Im Wechsel zwischen Blicken auf Kate und der subjektiven Perspektive Kates sowie der gleitenden Steadycam-Kamera entwickelt sich eine suggestive Spannung. Sukzessive gesteigert wird diese durch die langsam anschwellende Musik Pino Donaggios, der sich immer wieder unüberhörbar an Bernard Herrmanns Soundtracks für Hitchcock orientiert.


Großartig spielt De Palma dabei wie bei der Duschszene am Beginn mit der Rolle des Publikums als Voyeur. Wie es Kate beim sehr privaten Duschen über die Kamera beobachtete, so beobachtet man sie im Museum, während sie gleichzeitig den Fremden stalkt. Wortlos geht es mit einer Sexszene im Taxi weiter, in der auch der Taxifahrer zum Voyeur wird, wenn er den Spiegel einstellt, bis Kates Lustschreie in das Hupen der Autos übergeht.


Weiter geht es in die Wohnung des Fremden, wo die sexuell unbefriedigte Frau endlich einen erfüllten Nachmittag erlebt, der durch eine Entdeckung beim Verlassen der Wohnung aber in einen Schock mündet, der freilich durch die tödliche Begegnung mit dem Rasiermessermörder im Fahrstuhl noch um ein Vielfaches gesteigert wird.


De Palma zitiert mit dieser Mordszene nicht nur die Duschszene von "Psycho", sondern auch dessen Aufbau, wenn hier wie dort nach etwa 30 Minuten die vermeintliche Protagonistin ermordet wird. Mit dem Callgirl Liz (Nancy Allen) gibt es aber auch eine Zeugin, die den Täter, der scheinbar eine blonde Frau ist, im Spiegel des Fahrstuhls gesehen hat.


Während der schmierige Detective Marino (Dennis Franz) bei seinen Ermittlungen nicht weiter kommt, versucht der technikaffine Sohn der Ermordeten (Keith Gordon) selbst auf die Spur des/der Täter:in zu kommen. Dabei freundet er sich mit Liz an, die wiederum von dem/der Mörder:in gejagt wird, um die Zeugin zu beseitigen.


Figuren und Handlung gehören in den Bereich der Kolportage, doch bietet das Drehbuch De Palma jede Menge Möglichkeiten seine virtuose Inszenierungskunst zu demonstrieren. Endlos lange Szenen laufen hier ohne Dialog ab und leben allein von der Bildsprache. Immer wieder wird dabei mit der Schaulust des Publikums gespielt, wenn beispielsweise Nancy Allen in Dessous präsentiert wird und nicht nur ihr Gegenüber in Erregung versetzt.

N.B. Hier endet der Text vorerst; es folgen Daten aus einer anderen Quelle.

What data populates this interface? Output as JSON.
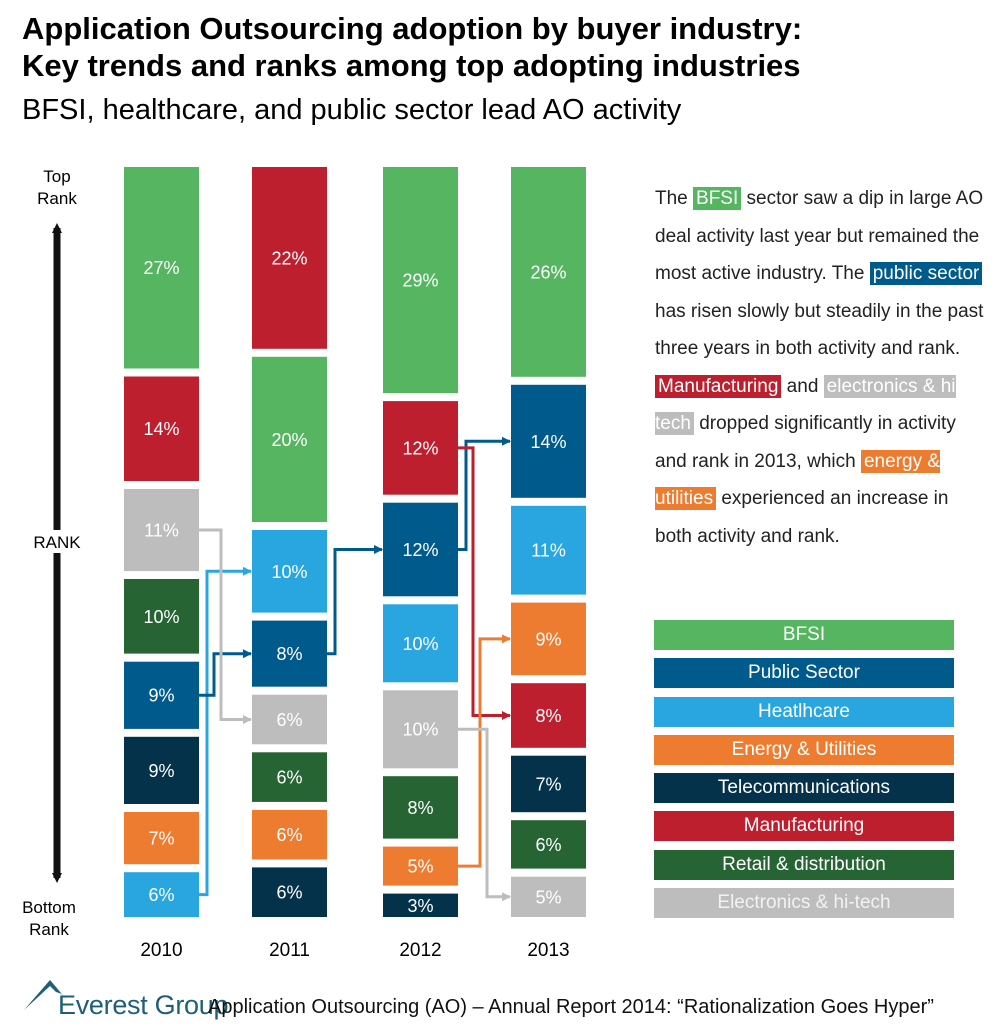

Gleichzeitig ist Allens Prostituierte, die offen mit ihrer Sexualität umgeht und ihren Körper verkauft, auch ein Gegenpol zur sexuell unbefriedigten Kate: Alter und Frustration der einen stehen Jugendlichkeit und Lebensfreude der anderen gegenüber.


Nicht fehlen dürfen freilich auch die für De Palma typischen Splitscreen-Szenen. Durch Bildteilung visualisiert er dabei nicht nur Gedanken Kates, sondern sorgt mit sogenannten Split Diopter Shots auch dafür, dass Bildvordergrund und -hintergrund gleich scharf sind und die Zuschauer:innen selbst im Bild einen Schwerpunkt setzen müssen.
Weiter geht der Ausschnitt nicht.